# Insulating pole barn question



## Randy Bush

TimelessQuality said:


> Cleary?


:thumbsup: Personally I am not impressed with theirs.:no:


----------



## stombaugh85

Randy Bush said:


> Most pole barns I have seen that people try and finish are a really pain and a lot of extra work. One next to me, posts are 3 -PT 2x6' 10' spacing, which is build by a pretty big mid-west pole barn company . But other then for a shed it is not something I would want to have finish off inside or have for my shop.


As another poster said its all about preference. Having worked for morton buildings for many years I know there buildings inside and out and thats what I'm used to. I prefer 3-member laminate wood columns myself. I saw a metel frame building get destroyed by a small fire becuase the heat tranfered through the steel . A wood building would have been savable.
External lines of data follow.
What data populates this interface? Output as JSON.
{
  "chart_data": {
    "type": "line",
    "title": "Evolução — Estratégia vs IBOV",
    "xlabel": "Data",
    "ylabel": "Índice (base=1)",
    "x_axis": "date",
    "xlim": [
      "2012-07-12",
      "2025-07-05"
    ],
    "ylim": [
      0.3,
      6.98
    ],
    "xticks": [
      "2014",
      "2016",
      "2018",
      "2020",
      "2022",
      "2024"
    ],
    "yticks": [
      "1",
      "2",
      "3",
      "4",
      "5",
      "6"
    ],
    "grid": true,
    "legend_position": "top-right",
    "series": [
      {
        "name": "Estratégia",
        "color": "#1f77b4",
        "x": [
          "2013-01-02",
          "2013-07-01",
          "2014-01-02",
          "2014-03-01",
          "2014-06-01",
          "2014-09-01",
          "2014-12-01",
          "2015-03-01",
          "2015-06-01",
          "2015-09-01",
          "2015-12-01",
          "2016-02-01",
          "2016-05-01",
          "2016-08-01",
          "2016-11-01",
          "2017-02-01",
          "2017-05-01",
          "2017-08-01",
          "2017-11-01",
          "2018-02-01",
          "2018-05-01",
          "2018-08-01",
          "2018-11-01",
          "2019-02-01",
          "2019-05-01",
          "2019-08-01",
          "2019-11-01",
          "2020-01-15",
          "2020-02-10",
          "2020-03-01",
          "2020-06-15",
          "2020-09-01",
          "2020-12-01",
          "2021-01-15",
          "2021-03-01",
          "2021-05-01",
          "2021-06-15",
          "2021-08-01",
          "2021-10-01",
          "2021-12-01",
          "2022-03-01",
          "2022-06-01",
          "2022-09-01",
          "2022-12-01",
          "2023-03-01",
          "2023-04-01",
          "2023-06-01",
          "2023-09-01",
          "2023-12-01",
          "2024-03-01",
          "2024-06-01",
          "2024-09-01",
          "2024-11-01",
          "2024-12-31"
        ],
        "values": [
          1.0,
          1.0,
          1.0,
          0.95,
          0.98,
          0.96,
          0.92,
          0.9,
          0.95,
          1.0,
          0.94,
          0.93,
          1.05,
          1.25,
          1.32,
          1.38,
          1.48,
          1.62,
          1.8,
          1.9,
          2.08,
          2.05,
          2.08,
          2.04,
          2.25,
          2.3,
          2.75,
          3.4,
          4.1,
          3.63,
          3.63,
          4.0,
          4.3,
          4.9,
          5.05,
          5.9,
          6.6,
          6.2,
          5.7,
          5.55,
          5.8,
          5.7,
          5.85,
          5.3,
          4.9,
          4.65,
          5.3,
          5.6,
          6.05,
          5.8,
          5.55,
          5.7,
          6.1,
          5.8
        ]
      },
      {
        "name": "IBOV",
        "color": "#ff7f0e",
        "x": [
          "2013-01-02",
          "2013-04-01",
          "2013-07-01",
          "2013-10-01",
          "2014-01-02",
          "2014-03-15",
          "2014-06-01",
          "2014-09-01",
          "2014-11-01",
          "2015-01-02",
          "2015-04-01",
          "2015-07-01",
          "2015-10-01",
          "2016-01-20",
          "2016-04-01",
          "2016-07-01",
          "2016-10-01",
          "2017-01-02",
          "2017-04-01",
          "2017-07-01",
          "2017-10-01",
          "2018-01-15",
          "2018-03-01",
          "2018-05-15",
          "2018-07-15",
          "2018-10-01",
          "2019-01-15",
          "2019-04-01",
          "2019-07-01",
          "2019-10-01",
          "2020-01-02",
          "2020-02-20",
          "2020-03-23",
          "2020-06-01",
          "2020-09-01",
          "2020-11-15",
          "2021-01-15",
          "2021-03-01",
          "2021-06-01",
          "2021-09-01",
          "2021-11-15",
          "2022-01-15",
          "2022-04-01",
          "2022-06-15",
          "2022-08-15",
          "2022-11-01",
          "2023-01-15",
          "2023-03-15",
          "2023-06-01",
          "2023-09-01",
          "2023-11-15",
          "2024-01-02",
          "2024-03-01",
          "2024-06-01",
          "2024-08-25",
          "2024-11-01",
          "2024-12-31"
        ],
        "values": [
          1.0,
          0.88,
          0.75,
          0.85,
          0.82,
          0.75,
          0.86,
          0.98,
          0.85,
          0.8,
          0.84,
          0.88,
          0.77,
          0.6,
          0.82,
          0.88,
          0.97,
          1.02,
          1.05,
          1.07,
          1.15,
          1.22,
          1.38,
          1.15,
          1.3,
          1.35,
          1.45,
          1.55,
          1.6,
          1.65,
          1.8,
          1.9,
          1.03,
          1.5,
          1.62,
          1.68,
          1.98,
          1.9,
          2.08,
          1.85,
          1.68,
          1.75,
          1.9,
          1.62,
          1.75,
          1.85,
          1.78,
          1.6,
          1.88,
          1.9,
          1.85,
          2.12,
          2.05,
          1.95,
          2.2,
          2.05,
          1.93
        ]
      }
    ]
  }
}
As my understanding the bigger the wall cavity the more r-value you can have. Doesn't make any since to me to strip the inside of the columns and not the outside. You gain an extra 3" of dead air space. I want all the insulation I can get. For me it is second nature and extremel easy to do. I can build a 40X60 X16 fully insulated and finished, minus concrete in 2-weeks with just one helper.


How do you run your electric without drilling through your columns then? Do you run exposed conduit?


----------